As Matthew Crawford writes in Shop Class as Soulcraft:
“The craftsman’s task is not to generate meaning, but to cultivate a sensitivity to the real.” (Crawford, 2009, p. 64)
Craftsmanship isn’t about embellishment. It’s about being attuned—about caring enough to build something that understands its purpose and its user.
What Craftsmanship in AI Looks Like
So what does that look like in our world?
A personalization model that reflects how customers actually behave—not just what the data suggests they might.
A forecasting tool whose logic makes sense to planners without needing translation.
A dashboard that’s not just pretty, but purposeful—surfacing what matters at the right moment, without noise.
A handoff that feels more like onboarding than abandonment—because you considered maintenance and longevity from the start.
That’s when a client stops saying, “Good work,” and starts saying,
“This is spot on.”
“You really got what we were going for.”
That shift—from output to outcome, from use to trust—is the signature of craftsmanship in tech.
So, Where Is the Craftsmanship?
It’s in the architecture that reflects the business, not just the backend.
It’s in the line of SQL someone wrote at 11 p.m. that prevents reporting failures at scale.
It’s in the extra half hour someone took to align a dashboard to a real-world decision, not just a KPI.
It’s not about going slow—it’s about being present.
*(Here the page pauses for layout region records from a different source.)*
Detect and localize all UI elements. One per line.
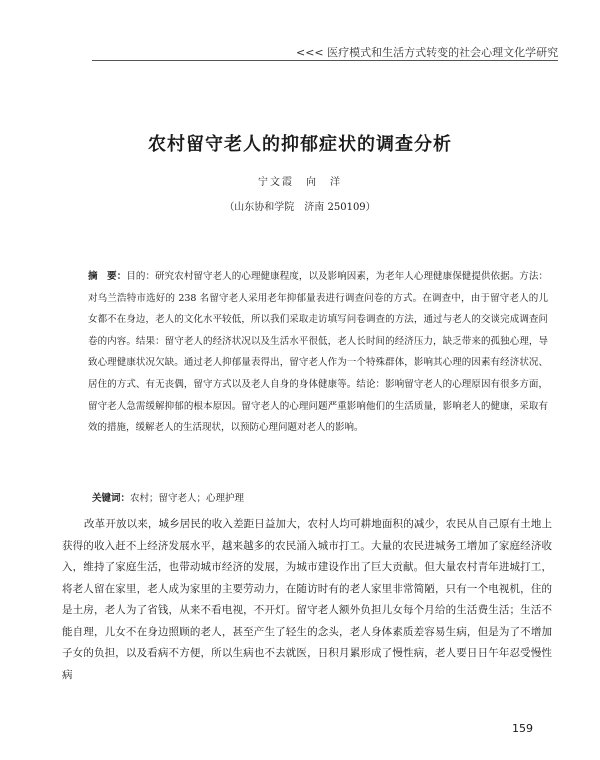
abstract bbox=[88, 266, 548, 439]
keywords bbox=[92, 490, 552, 504]
keywords-label: 关键词： bbox=[92, 493, 131, 504]
header-rule bbox=[92, 60, 558, 61]
authors: 宁文霞 向 洋 bbox=[258, 177, 342, 188]
article-title: 农村留守老人的抑郁症状的调查分析 bbox=[148, 134, 452, 155]
page-number: 159 bbox=[512, 722, 533, 735]
body-paragraph: 改革开放以来，城乡居民的收入差距日益加大，农村人均可耕地面积的减少，农民从自己原有土地上获得的收入赶不上经济发展水平，越来越多的农民涌入城市打工。大量的农民进城务工增加了家庭经济收入，维持了家庭生活，也带动城市经济的发展，为城市建设作出了巨大贡献。但大量农村青年进城打工，将老人留在家里，老人成为家里的主要劳动力，在随访时有的老人家里非常简陋，只有一个电视机，住的是土房，老人为了省钱，从来不看电视，不开灯。留守老人额外负担儿女每个月给的生活费生活；生活不能自理，儿女不在身边照顾的老人，甚至产生了轻生的念头，老人身体素质差容易生病，但是为了不增加子女的负担，以及看病不方便，所以生病也不去就医，日积月累形成了慢性病，老人要日日午年忍受慢性病 bbox=[62, 518, 552, 681]
abstract-text: 目的：研究农村留守老人的心理健康程度，以及影响因素，为老年人心理健康保健提供依据。方法：对乌兰浩特市选好的 238 名留守老人采用老年抑郁量表进行调查问卷的方式。在调查中，由于留守老人的儿女都不在身边，老人的文化水平较低，所以我们采取走访填写问卷调查的方法，通过与老人的交谈完成调查问卷的内容。结果：留守老人的经济状况以及生活水平很低，老人长时间的经济压力，缺乏带来的孤独心理，导致心理健康状况欠缺。通过老人抑郁量表得出，留守老人作为一个特殊群体，影响其心理的因素有经济状况、居住的方式、有无丧偶，留守方式以及老人自身的身体健康等。结论：影响留守老人的心理原因有很多方面，留守老人急需缓解抑郁的根本原因。留守老人的心理问题严重影响他们的生活质量，影响老人的健康，采取有效的措施，缓解老人的生活现状，以预防心理问题对老人的影响。 bbox=[88, 271, 548, 434]
body-text bbox=[62, 514, 552, 686]
keywords-text: 农村；留守老人；心理护理 bbox=[130, 493, 245, 504]
affiliation: （山东协和学院 济南 250109） bbox=[224, 202, 376, 213]
running-header: <<< 医疗模式和生活方式转变的社会心理文化学研究 bbox=[296, 46, 559, 59]
abstract-label: 摘 要： bbox=[88, 271, 127, 282]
And it’s not just about quality for quality’s sake. It’s about earning the right to be used—day in, day out—by people who have real jobs to do.
That’s the bar.
A Call to Build Differently
If you’re building AI or data solutions—especially for retailers—this is your invitation to pause. To ask:
Does this feel right for the people it’s meant to serve?
Would a client say, “This made my life easier”?
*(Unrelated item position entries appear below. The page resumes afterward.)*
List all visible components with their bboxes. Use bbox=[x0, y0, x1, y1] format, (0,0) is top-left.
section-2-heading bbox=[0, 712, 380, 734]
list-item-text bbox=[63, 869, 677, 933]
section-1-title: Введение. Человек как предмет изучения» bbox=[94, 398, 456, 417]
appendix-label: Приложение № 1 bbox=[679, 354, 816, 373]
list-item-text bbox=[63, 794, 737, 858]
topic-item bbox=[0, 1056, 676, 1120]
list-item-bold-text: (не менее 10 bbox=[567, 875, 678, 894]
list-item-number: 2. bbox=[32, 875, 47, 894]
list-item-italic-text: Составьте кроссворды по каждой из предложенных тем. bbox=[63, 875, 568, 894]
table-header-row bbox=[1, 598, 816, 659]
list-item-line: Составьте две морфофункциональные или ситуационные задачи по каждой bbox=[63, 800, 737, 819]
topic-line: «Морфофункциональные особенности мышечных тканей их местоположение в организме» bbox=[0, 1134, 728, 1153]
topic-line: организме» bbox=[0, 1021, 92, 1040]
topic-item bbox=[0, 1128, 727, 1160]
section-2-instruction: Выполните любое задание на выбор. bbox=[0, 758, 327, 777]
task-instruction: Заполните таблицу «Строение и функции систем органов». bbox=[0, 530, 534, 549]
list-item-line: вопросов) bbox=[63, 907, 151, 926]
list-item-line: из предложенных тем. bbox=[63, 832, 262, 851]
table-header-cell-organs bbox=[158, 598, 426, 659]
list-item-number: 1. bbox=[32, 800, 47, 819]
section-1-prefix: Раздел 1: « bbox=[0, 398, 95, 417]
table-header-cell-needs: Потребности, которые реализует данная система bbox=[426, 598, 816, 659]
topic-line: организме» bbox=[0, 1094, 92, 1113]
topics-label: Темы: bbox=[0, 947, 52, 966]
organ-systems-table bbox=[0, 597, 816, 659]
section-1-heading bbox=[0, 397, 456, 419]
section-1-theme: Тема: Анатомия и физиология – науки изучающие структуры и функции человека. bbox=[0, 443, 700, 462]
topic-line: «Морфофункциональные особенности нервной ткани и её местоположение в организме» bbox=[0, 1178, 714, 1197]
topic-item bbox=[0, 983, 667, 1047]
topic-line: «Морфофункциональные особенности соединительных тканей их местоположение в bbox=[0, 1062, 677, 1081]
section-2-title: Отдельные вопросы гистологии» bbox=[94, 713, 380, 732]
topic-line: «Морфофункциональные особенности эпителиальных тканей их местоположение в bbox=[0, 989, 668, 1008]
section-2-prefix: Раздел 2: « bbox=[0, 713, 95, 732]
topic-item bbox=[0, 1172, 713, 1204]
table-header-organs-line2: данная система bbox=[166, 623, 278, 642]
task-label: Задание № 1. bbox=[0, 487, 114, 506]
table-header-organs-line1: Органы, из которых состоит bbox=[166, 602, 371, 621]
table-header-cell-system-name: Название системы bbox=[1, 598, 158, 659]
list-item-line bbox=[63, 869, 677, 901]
Would I be proud to say, “Yes, I made that—and I made it well”?
Because in a landscape full of platforms, tools, and automation, the ones that last are the ones that feel like they were built with someone real in mind.
Like a bowl that rests just right in your hands.
Like something made with presence and purpose.
Like something you’d hold on to and say,
“This was made for me.”
Works Cited
Crawford, M. B. (2009). Shop Class as Soulcraft: An Inquiry into the Value of Work. Penguin Press.